Department of Medicine and Therapeutics, College of Health Sciences, University of Ghana Medical School, University of Ghana, Accra, Ghana.
Department of Medicine, Korle-Bu Teaching Hospital, Accra, Ghana.
Pan Afr Med J. 2021 Feb 2;38:107. doi: 10.11604/pamj.2021.38.107.27131. eCollection 2021.

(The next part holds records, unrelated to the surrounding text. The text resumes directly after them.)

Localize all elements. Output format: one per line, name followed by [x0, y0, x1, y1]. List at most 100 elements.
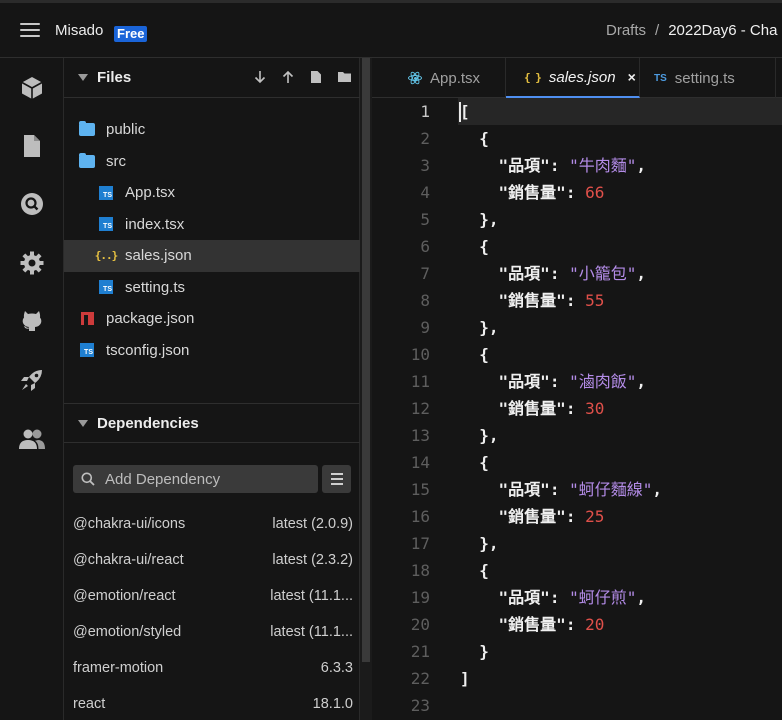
- collapse-caret-icon[interactable]: [78, 420, 88, 427]
- code-text: {: [460, 237, 489, 256]
- new-folder-icon[interactable]: [336, 68, 352, 86]
- sandbox-title[interactable]: 2022Day6 - Cha: [668, 22, 777, 39]
- code-line: 11 "品項": "滷肉飯",: [372, 368, 782, 395]
- code-text: "品項": "蚵仔麵線",: [498, 480, 662, 499]
- json-icon: { }: [524, 70, 542, 84]
- dependency-item[interactable]: @emotion/styled latest (11.1...: [73, 614, 353, 650]
- close-tab-icon[interactable]: ×: [628, 69, 636, 85]
- code-editor[interactable]: 1[2 {3 "品項": "牛肉麵", 4 "銷售量": 66 5 }, 6 {7 "…: [372, 98, 782, 720]
- line-number: 17: [410, 534, 430, 553]
- code-line: 10 {: [372, 341, 782, 368]
- dependency-item[interactable]: @emotion/react latest (11.1...: [73, 578, 353, 614]
- new-file-icon[interactable]: [308, 68, 324, 86]
- users-icon[interactable]: [18, 425, 46, 453]
- dependency-version[interactable]: 18.1.0: [313, 696, 353, 712]
- code-line: 23: [372, 692, 782, 719]
- file-tree-item[interactable]: TS tsconfig.json: [64, 335, 360, 367]
- code-line: 8 "銷售量": 55: [372, 287, 782, 314]
- dependency-item[interactable]: @chakra-ui/react latest (2.3.2): [73, 542, 353, 578]
- gear-icon[interactable]: [18, 249, 46, 277]
- dependency-version[interactable]: latest (2.3.2): [272, 552, 353, 568]
- dependency-version[interactable]: latest (11.1...: [270, 588, 353, 604]
- code-text: "銷售量": 66: [498, 183, 605, 202]
- breadcrumb-separator: /: [655, 22, 660, 39]
- file-tree: public src TS App.tsx TS index.tsx {..} sales.j…: [64, 114, 360, 366]
- dependencies-section-header[interactable]: Dependencies: [64, 403, 360, 443]
- code-text: {: [460, 453, 489, 472]
- code-line: 15 "品項": "蚵仔麵線",: [372, 476, 782, 503]
- app-name[interactable]: Misado: [55, 22, 103, 39]
- plan-badge: Free: [114, 26, 148, 42]
- code-line: 22]: [372, 665, 782, 692]
- code-text: "品項": "滷肉飯",: [498, 372, 646, 391]
- top-header: Misado Free Drafts / 2022Day6 - Cha: [0, 0, 782, 58]
- code-text: {: [460, 345, 489, 364]
- json-file-icon: {..}: [94, 249, 118, 263]
- dependency-item[interactable]: react 18.1.0: [73, 686, 353, 720]
- code-line: 16 "銷售量": 25: [372, 503, 782, 530]
- code-text: "品項": "牛肉麵",: [498, 156, 646, 175]
- dependency-name: framer-motion: [73, 660, 164, 676]
- files-toolbar: [252, 68, 352, 86]
- breadcrumb: Drafts / 2022Day6 - Cha: [606, 22, 777, 39]
- code-text: "銷售量": 20: [498, 615, 605, 634]
- line-number: 7: [420, 264, 430, 283]
- code-line: 19 "品項": "蚵仔煎",: [372, 584, 782, 611]
- collapse-caret-icon[interactable]: [78, 74, 88, 81]
- code-line: 17 },: [372, 530, 782, 557]
- folder-open-icon: [79, 152, 95, 169]
- dependency-version[interactable]: 6.3.3: [321, 660, 353, 676]
- file-tree-label: package.json: [106, 310, 195, 328]
- file-tree-item[interactable]: {..} sales.json: [64, 240, 360, 272]
- sidebar: Files public src TS App.tsx TS index.tsx {..} s…: [64, 58, 360, 720]
- line-number: 16: [410, 507, 430, 526]
- dependency-name: @emotion/react: [73, 588, 176, 604]
- code-text: "銷售量": 55: [498, 291, 605, 310]
- file-icon[interactable]: [18, 132, 46, 160]
- file-tree-item[interactable]: TS App.tsx: [64, 177, 360, 209]
- file-tree-item[interactable]: TS setting.ts: [64, 272, 360, 304]
- typescript-file-icon: TS: [79, 342, 95, 358]
- tab-setting-ts[interactable]: TS setting.ts: [640, 58, 776, 98]
- scrollbar-thumb[interactable]: [362, 58, 370, 662]
- text-cursor: [459, 102, 461, 122]
- line-number: 11: [410, 372, 430, 391]
- search-icon[interactable]: [18, 190, 46, 218]
- line-number: 23: [410, 696, 430, 715]
- tab-sales-json[interactable]: { } sales.json ×: [506, 58, 640, 98]
- line-number: 2: [420, 129, 430, 148]
- hamburger-menu-icon[interactable]: [20, 23, 40, 39]
- folder-icon: [79, 121, 95, 138]
- breadcrumb-drafts-link[interactable]: Drafts: [606, 22, 646, 39]
- dependency-version[interactable]: latest (2.0.9): [272, 516, 353, 532]
- file-tree-label: App.tsx: [125, 184, 176, 202]
- file-tree-item[interactable]: TS index.tsx: [64, 209, 360, 241]
- dependency-item[interactable]: @chakra-ui/icons latest (2.0.9): [73, 506, 353, 542]
- dependency-item[interactable]: framer-motion 6.3.3: [73, 650, 353, 686]
- arrow-up-icon[interactable]: [280, 68, 296, 86]
- code-line: 4 "銷售量": 66: [372, 179, 782, 206]
- file-tree-item[interactable]: src: [64, 146, 360, 178]
- line-number: 20: [410, 615, 430, 634]
- line-number: 12: [410, 399, 430, 418]
- github-icon[interactable]: [18, 306, 46, 334]
- file-tree-item[interactable]: package.json: [64, 303, 360, 335]
- cube-icon[interactable]: [18, 74, 46, 102]
- line-number: 5: [420, 210, 430, 229]
- line-number: 3: [420, 156, 430, 175]
- file-tree-label: tsconfig.json: [106, 341, 190, 359]
- search-icon: [81, 472, 95, 486]
- dependency-version[interactable]: latest (11.1...: [270, 624, 353, 640]
- dependency-name: react: [73, 696, 106, 712]
- tab-app-tsx[interactable]: App.tsx: [372, 58, 506, 98]
- react-icon: [408, 70, 422, 86]
- sidebar-scrollbar[interactable]: [360, 58, 372, 720]
- file-tree-item[interactable]: public: [64, 114, 360, 146]
- add-dependency-input[interactable]: [105, 470, 305, 488]
- line-number: 10: [410, 345, 430, 364]
- rocket-icon[interactable]: [18, 366, 46, 394]
- line-number: 1: [420, 102, 430, 121]
- arrow-down-icon[interactable]: [252, 68, 268, 86]
- files-section-header[interactable]: Files: [64, 58, 360, 98]
- dependency-list-button[interactable]: [322, 465, 351, 493]
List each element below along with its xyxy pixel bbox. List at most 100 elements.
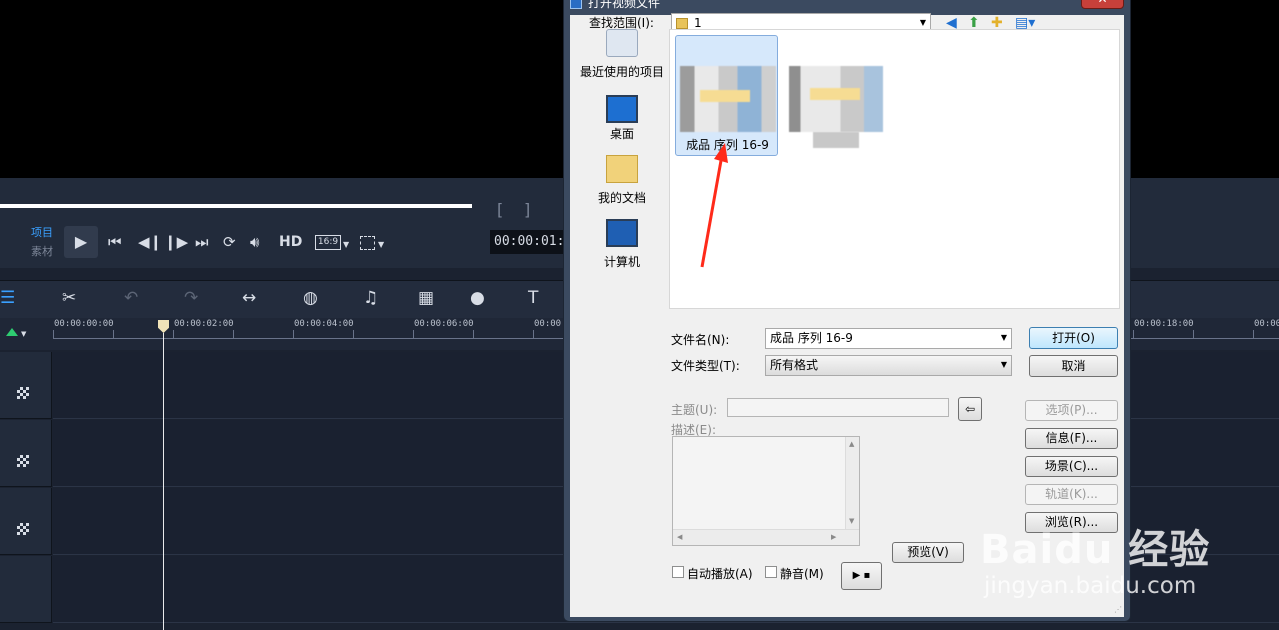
ruler-label: 00:00:04:00 xyxy=(294,319,354,329)
subject-input[interactable] xyxy=(727,398,949,417)
filename-input[interactable]: 成品 序列 16-9 ▼ xyxy=(765,328,1012,349)
redo-icon[interactable]: ↷ xyxy=(184,288,198,308)
place-label: 最近使用的项目 xyxy=(579,65,664,79)
scroll-left-icon[interactable]: ◀ xyxy=(677,533,682,541)
checker-icon xyxy=(17,455,29,467)
selection-box-icon[interactable] xyxy=(360,236,375,250)
thumbnail-highlight xyxy=(700,90,750,102)
title-icon[interactable]: T xyxy=(528,288,538,308)
resize-grip-icon[interactable]: ⋰ xyxy=(1114,605,1122,614)
ruler-label: 00:00 xyxy=(534,319,562,329)
volume-icon[interactable]: 🔊︎ xyxy=(250,233,259,251)
track-manager-icon[interactable] xyxy=(6,328,18,336)
dialog-titlebar[interactable]: 打开视频文件 ✕ xyxy=(564,0,1130,10)
play-button[interactable]: ▶ xyxy=(64,226,98,258)
autoplay-label: 自动播放(A) xyxy=(687,567,753,581)
filename-label: 文件名(N): xyxy=(671,333,730,347)
ruler-tick xyxy=(533,330,534,338)
ruler-label: 00:00:06:00 xyxy=(414,319,474,329)
ruler-tick xyxy=(173,330,174,338)
skip-end-icon[interactable]: ⏭ xyxy=(195,233,209,251)
file-list[interactable]: 成品 序列 16-9 xyxy=(669,29,1120,309)
options-button[interactable]: 选项(P)... xyxy=(1025,400,1118,421)
app-icon xyxy=(570,0,582,9)
aspect-ratio-button[interactable]: 16:9 xyxy=(315,235,341,250)
mark-out-button[interactable]: ] xyxy=(524,200,530,219)
track-header[interactable] xyxy=(0,352,52,419)
ruler-tick xyxy=(113,330,114,338)
hd-toggle[interactable]: HD xyxy=(279,234,302,250)
ruler-label: 00:00 xyxy=(1254,319,1279,329)
audio-mixer-icon[interactable]: ♫ xyxy=(363,288,378,308)
storyboard-view-icon[interactable]: ☰ xyxy=(0,288,15,308)
track-header[interactable] xyxy=(0,556,52,623)
horizontal-scrollbar[interactable]: ◀ ▶ xyxy=(673,529,859,545)
checker-icon xyxy=(17,523,29,535)
annotation-arrow-icon xyxy=(700,143,728,268)
checker-icon xyxy=(17,387,29,399)
scroll-down-icon[interactable]: ▼ xyxy=(849,517,854,525)
preview-button[interactable]: 预览(V) xyxy=(892,542,964,563)
playhead-line xyxy=(163,333,164,630)
close-icon: ✕ xyxy=(1097,0,1107,6)
recent-items-icon xyxy=(606,29,638,57)
track-header[interactable] xyxy=(0,420,52,487)
description-input[interactable]: ▲ ▼ ◀ ▶ xyxy=(672,436,860,546)
mode-clip-label[interactable]: 素材 xyxy=(31,243,53,259)
ruler-tick xyxy=(293,330,294,338)
record-capture-icon[interactable]: ◍ xyxy=(303,288,318,308)
file-label-blurred xyxy=(813,132,859,148)
scrub-bar[interactable] xyxy=(0,204,472,208)
track-header[interactable] xyxy=(0,488,52,555)
chevron-down-icon[interactable]: ▼ xyxy=(378,240,384,249)
ruler-tick xyxy=(353,330,354,338)
ruler-label: 00:00:00:00 xyxy=(54,319,114,329)
mode-project-label[interactable]: 项目 xyxy=(31,224,53,240)
repeat-icon[interactable]: ⟳ xyxy=(223,233,236,251)
close-button[interactable]: ✕ xyxy=(1081,0,1124,9)
skip-start-icon[interactable]: ⏮ xyxy=(108,233,122,251)
info-button[interactable]: 信息(F)... xyxy=(1025,428,1118,449)
mark-in-button[interactable]: [ xyxy=(497,200,503,219)
track-button[interactable]: 轨道(K)... xyxy=(1025,484,1118,505)
place-label: 计算机 xyxy=(603,255,640,269)
step-back-icon[interactable]: ◀❙ xyxy=(138,233,162,251)
scroll-right-icon[interactable]: ▶ xyxy=(831,533,836,541)
mute-label: 静音(M) xyxy=(780,567,824,581)
watermark-logo: Baidu 经验 xyxy=(980,527,1211,573)
autoplay-checkbox[interactable] xyxy=(672,566,684,578)
ruler-tick xyxy=(233,330,234,338)
play-preview-button[interactable]: ▶ ▪ xyxy=(841,562,882,590)
film-strip-icon[interactable]: ▦ xyxy=(418,288,434,308)
tools-icon[interactable]: ✂ xyxy=(62,288,76,308)
scene-button[interactable]: 场景(C)... xyxy=(1025,456,1118,477)
chevron-down-icon: ▼ xyxy=(1000,360,1007,369)
chevron-down-icon[interactable]: ▼ xyxy=(21,330,26,338)
filetype-value: 所有格式 xyxy=(770,358,819,372)
watermark-url: jingyan.baidu.com xyxy=(984,573,1197,599)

The COVID-19 pandemic had caused significant morbidity and mortality, with over a million deaths recorded to date. Mortality recorded among severe-critically ill patients admitted to intensive care units (ICU) has been significantly high, especially in most COVID-19 epicenters. Reports on the unique clinical characteristics and outcomes from the ICU admissions are on-going with isolated studies in Africa. This study was a retrospective single-centre study involving all polymerase chain reaction (PCR) confirmed severe acute respiratory syndrome coronavirus 2 (SARS-CoV-2) patients admitted to the medical intensive care unit (MICU) of the department of medicine and therapeutics, Korle-Bu Teaching Hospital, over the period of 13 April - 28 June 2020. Twenty-two (22) patients in total fulfilled the inclusion criteria and are included in this report. Patients' socio-demographic characteristics, clinical and laboratory parameters outcomes as well as treatment modalities employed were extracted from their respective medical records and analyzed using STATA version 14. Dyspnoea, fever and cough were most common associated symptoms. The mean duration of admission at the ICU was 4.1 ± 3.0 days with five deaths (22.7%). About 91% (20/22) had at least one comorbidity with hypertension as the most prevalent. The median oxygen saturation/fraction of inspired oxygen (SpO/FiO) level was significantly higher in persons with only COVID-19 pneumonia compared to those with complicated respiratory failure (p<0.001). Six (27.3%) out of the 22 patients had non-invasive ventilation, with only 1/22 (4.5%) receiving mechanical ventilation. Although non-significant, the mean duration of ICU stay was relatively shorter in patients who received therapeutic doses of anticoagulation (p=0.32). Duration of treatment with methylprednisolone was significantly associated with patient outcomes (p=0.04) and serum ferritin levels had a tendency to negatively affect outcome (p=0.06). Clearly there are still no specific targeted medications for COVID-19 treatment, except for empirically symptoms-guided treatments and management of mild to critically ill patients. Early use of systemic corticosteroids for severe to critically ill patients in the ICU using S/F ratio and CRP levels may improve outcomes.
COVID-19 大流行导致了大量的发病率和死亡率,迄今为止已记录超过 100 万人死亡。重症监护病房(ICU)收治的重症危重症患者死亡率一直很高,尤其是在大多数 COVID-19 疫情中心。关于 ICU 收治患者的独特临床特征和结果的报告仍在进行中,非洲也有一些孤立的研究。这项研究是一项回顾性单中心研究,涉及到 2020 年 4 月 13 日至 6 月 28 日期间,在Korle-Bu 教学医院内科和治疗学系医学重症监护病房(MICU)接受聚合酶链反应(PCR)确诊的严重急性呼吸综合征冠状病毒 2(SARS-CoV-2)的所有患者。共有 22 名患者符合纳入标准,并包含在本报告中。从他们的病历中提取患者的社会人口统计学特征、临床和实验室参数结果以及所采用的治疗方式,并使用 STATA 版本 14 进行分析。呼吸困难、发热和咳嗽是最常见的相关症状。在 ICU 的平均住院时间为 4.1 ± 3.0 天,有 5 例死亡(22.7%)。约 91%(20/22)至少有一种合并症,其中高血压最常见。与单纯 COVID-19 肺炎患者相比,合并呼吸衰竭患者的中位血氧饱和度/吸入氧分数(SpO/FiO)水平显著更高(p<0.001)。22 名患者中有 6 名(27.3%)接受了无创通气,只有 1/22(4.5%)接受了机械通气。尽管无统计学意义,但接受治疗剂量抗凝治疗的患者 ICU 住院时间相对较短(p=0.32)。甲泼尼龙治疗时间与患者预后显著相关(p=0.04),血清铁蛋白水平有负面影响的趋势(p=0.06)。显然,除了针对症状的治疗和对轻症至危重症患者的管理外,目前还没有针对 COVID-19 治疗的特效靶向药物。在 ICU 中,对于重症至危重症患者,根据 Sp/F 比值和 CRP 水平早期使用全身皮质类固醇可能会改善预后。